ZeRO-Offload
ZeRO-Offload: Democratizing Billion-Scale Model Training
paper (2021 arxiv): https://arxiv.org/abs/2101.06840
My memory on ZeRO-Offload
ZeRO-Offlad helps multiple GPUs to scale to larger models that have more number of parameters by offloading the part of the memory to CPUs during training, without affecting the efficiency.
Way of thinking:
- As much memory as possible offloaded to CPUs.
- The communication overhead should be as small as possible.
- The computation overhead on CPUs shouldn’t affect the training efficiency.
Here is the solution for offloading:
Based on that, the authors propose to offload the optimizer (i.e., Adam optimizer) to CPUs where mixed precision training is applied, where 16-bit parameters are located in GPUs, but 16-bit gradients, 32-bit parameters, 32-bit variance, and 32-bit momentum[^1] are located in CPUs. Particularly,
- For the single-GPU case, after the 16-bit gradients are obtained by backward propagation in GPU, they are offloaded to CPUs and the optimizer uses the gradients for calculating parameter updates. Then the updated 32-bit parameters are converted to 16-bit which are then moved back to GPU.
- For the multi-GPU case, where ZeRO-2 is applied, then during the backward propagation, gradients are calculated from back to front. When a certain part of parameters got the gradients, the gradients are averaged by the reduce operator and sent to the corresponding data parallel GPU, which are then offloaded to CPU. After the step function is executed in CPU, the updated parameters are convreted to 16-bit and sent back to the GPU, followed by the all-gather operation or broadcast operation[^2] when parameters are updated and located in GPUs (the actual communication process may differ according to the communication strategy when applying ZeRO-2 and the offload method).

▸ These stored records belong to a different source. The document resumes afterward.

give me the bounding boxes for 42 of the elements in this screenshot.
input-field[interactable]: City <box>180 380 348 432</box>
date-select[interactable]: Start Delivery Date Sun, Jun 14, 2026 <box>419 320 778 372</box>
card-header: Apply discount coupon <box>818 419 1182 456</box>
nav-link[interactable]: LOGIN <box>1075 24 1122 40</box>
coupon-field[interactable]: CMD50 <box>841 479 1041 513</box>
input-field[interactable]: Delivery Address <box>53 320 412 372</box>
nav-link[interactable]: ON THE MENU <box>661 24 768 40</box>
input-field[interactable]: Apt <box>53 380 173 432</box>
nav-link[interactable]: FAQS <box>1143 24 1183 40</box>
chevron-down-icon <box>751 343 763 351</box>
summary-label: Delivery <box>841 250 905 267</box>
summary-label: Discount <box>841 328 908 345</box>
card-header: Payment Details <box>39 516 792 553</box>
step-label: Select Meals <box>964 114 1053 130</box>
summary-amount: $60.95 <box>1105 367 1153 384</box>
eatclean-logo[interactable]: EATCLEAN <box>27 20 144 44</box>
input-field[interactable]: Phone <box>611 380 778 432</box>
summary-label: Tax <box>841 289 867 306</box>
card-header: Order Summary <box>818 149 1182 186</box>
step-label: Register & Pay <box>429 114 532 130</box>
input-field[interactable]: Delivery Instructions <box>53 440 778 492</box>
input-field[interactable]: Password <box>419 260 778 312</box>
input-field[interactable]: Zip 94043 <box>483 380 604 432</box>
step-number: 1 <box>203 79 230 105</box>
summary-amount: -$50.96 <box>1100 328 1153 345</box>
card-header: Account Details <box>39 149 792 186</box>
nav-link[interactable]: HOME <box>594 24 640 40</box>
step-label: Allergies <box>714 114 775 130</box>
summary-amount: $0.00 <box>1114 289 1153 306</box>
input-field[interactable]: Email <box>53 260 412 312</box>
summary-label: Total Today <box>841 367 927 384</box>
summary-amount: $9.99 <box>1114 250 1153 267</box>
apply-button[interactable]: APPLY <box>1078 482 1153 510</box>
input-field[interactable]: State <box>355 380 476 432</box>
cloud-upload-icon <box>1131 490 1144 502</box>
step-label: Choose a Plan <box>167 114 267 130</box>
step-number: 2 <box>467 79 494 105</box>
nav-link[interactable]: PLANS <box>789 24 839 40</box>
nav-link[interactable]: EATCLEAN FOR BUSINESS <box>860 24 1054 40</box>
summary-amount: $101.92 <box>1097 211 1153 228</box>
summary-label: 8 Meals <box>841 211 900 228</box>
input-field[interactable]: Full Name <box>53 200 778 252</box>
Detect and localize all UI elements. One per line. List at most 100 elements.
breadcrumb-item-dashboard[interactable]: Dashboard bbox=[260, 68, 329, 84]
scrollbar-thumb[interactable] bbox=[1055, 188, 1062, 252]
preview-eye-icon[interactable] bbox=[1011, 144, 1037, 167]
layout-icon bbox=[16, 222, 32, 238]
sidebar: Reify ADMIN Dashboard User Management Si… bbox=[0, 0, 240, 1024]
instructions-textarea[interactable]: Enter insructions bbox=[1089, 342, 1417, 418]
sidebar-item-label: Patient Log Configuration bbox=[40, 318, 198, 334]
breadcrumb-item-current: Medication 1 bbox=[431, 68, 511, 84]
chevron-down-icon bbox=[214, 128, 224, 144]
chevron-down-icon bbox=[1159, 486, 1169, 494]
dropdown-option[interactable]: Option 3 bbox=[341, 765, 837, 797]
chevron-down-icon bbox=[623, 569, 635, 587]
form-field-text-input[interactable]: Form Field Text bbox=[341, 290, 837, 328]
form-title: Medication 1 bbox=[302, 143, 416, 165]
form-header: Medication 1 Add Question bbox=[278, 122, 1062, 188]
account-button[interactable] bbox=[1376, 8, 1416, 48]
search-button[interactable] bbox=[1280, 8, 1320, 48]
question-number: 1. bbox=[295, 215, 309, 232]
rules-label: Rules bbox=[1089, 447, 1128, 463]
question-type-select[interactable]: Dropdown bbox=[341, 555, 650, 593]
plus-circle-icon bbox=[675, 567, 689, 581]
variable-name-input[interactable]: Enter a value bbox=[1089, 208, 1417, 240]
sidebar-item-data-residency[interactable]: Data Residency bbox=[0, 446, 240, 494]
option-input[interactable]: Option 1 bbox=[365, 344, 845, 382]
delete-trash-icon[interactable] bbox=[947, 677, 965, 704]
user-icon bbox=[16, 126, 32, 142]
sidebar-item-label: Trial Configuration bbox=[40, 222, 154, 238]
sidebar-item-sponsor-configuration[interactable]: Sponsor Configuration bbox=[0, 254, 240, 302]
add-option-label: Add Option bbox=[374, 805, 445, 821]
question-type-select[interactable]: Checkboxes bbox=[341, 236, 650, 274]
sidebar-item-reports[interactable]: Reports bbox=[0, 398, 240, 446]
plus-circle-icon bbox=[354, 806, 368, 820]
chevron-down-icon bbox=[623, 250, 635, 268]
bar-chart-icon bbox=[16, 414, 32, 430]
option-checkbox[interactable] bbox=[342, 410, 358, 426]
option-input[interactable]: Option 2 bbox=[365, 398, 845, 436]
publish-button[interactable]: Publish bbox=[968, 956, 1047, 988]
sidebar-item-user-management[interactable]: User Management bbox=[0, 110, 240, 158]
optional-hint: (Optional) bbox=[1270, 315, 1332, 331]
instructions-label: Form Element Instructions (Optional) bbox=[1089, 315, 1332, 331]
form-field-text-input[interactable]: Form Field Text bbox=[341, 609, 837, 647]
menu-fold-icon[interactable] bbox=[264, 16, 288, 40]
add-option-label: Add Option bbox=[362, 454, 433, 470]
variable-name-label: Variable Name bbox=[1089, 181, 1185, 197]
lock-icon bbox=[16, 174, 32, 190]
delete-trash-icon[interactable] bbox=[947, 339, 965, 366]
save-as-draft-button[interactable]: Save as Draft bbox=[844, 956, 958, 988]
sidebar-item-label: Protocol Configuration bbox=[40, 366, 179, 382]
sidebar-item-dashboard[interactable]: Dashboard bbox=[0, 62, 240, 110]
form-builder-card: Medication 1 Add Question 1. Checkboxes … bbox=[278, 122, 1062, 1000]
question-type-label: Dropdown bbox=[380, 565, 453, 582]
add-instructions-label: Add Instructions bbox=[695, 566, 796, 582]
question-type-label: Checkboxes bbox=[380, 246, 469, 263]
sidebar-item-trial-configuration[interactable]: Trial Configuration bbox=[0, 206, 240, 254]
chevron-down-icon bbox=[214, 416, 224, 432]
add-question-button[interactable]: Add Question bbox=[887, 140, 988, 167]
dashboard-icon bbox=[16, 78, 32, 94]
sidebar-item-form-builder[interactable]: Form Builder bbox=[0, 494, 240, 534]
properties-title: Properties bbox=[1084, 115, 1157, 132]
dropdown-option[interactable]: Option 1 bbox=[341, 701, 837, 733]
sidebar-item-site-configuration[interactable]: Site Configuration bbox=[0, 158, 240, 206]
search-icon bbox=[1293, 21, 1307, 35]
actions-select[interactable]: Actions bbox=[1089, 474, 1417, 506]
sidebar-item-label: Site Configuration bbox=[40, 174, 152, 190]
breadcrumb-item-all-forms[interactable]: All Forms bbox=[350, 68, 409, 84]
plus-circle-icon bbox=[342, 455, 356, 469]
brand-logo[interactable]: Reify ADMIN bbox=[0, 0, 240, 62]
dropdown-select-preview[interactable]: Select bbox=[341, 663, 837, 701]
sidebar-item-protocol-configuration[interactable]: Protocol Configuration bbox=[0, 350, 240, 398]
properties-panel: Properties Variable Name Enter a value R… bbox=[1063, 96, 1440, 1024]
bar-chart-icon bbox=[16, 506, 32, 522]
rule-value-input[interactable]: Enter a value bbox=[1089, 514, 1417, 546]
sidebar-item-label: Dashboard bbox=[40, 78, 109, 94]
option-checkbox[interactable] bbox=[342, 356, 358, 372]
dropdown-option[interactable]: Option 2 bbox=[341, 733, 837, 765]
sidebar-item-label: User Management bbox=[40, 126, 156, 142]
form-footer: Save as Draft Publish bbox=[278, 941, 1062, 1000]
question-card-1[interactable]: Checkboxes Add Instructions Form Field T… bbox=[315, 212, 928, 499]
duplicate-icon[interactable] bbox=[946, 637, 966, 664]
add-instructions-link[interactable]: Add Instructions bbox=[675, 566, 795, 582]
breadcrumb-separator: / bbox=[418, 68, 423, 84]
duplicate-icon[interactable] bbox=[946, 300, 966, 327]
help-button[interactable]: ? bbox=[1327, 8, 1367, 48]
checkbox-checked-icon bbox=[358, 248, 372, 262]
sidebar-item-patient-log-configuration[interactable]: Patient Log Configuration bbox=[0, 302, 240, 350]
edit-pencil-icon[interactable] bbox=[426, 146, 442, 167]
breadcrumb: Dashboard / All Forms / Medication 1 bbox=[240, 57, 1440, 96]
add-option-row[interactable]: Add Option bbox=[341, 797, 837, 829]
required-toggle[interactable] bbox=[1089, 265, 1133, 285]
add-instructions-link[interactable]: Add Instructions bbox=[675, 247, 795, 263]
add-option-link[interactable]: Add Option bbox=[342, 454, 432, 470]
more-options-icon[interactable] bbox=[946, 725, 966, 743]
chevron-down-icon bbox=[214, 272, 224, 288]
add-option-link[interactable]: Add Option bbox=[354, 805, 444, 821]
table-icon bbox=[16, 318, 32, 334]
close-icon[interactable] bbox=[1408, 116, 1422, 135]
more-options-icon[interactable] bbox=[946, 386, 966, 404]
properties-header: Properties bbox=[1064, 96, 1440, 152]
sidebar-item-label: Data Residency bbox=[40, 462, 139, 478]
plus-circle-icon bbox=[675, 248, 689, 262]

- The step function in CPU for the gradients of parameters in later layers and the GPU->CPU communication can actually be overlapped with backward computation for parameters in previous layers,
- For small batch sizes, the communication and computation in CPUs would occupy a big part of the overall computation, which may be a bottleneck of the throughput. Therefore, the authors proposed to delay the CPU offloading by one iteration, to make sure that the CPU computation can be overlapped with the GPU computation.
Some interesting results
For Figure 10 where a single DGX-2 node is used (16 GPUs), each experiment uses a fixed total batch of 512 (possibly use gradient accumulation). For 1B-15B models, ZeRO-Offload achiever higher throughput than any model because it allows to train with larger batch sizes since the GPU memory is partially offloaded to CPUs. ZeRO-Offload with model parallelism can scale to a 70B-parameter model.
For Figure 11, with more GPUs (such as 64 and 128), ZeRO-2 starts to outperform ZeRO-Offload, because both can now run similar batch sizes, achieving similar computation efficiency, whereas ZeRO-2 does not suffer from the additional overhead of CPU-GPU communication.
[^1] In mixed-precision training, Adam optimizer state has 32-bit parameters, variance, and momentum, while the model itself has the 16-bit parameters and gradients.
[^2] For all-gather operation, the the CPUs will execute the step function in parallel when the whole backward propagation is finished and all the gradients are offloaded to CPUs. Then the updated parameters in optimizer states will be moved back to the corresponding GPUs followed by this all-gather operation. For broadcast operation, the CPUs execute step function sequentially once a certain part of gradients are calculated and offloaded to the CPUs. Similarly, the updated parameters will be moved back to the corresponding GPU. Since these parameters only in a single GPU now (in ZeRO-2 data parallelism), they are broadcast to other GPUs.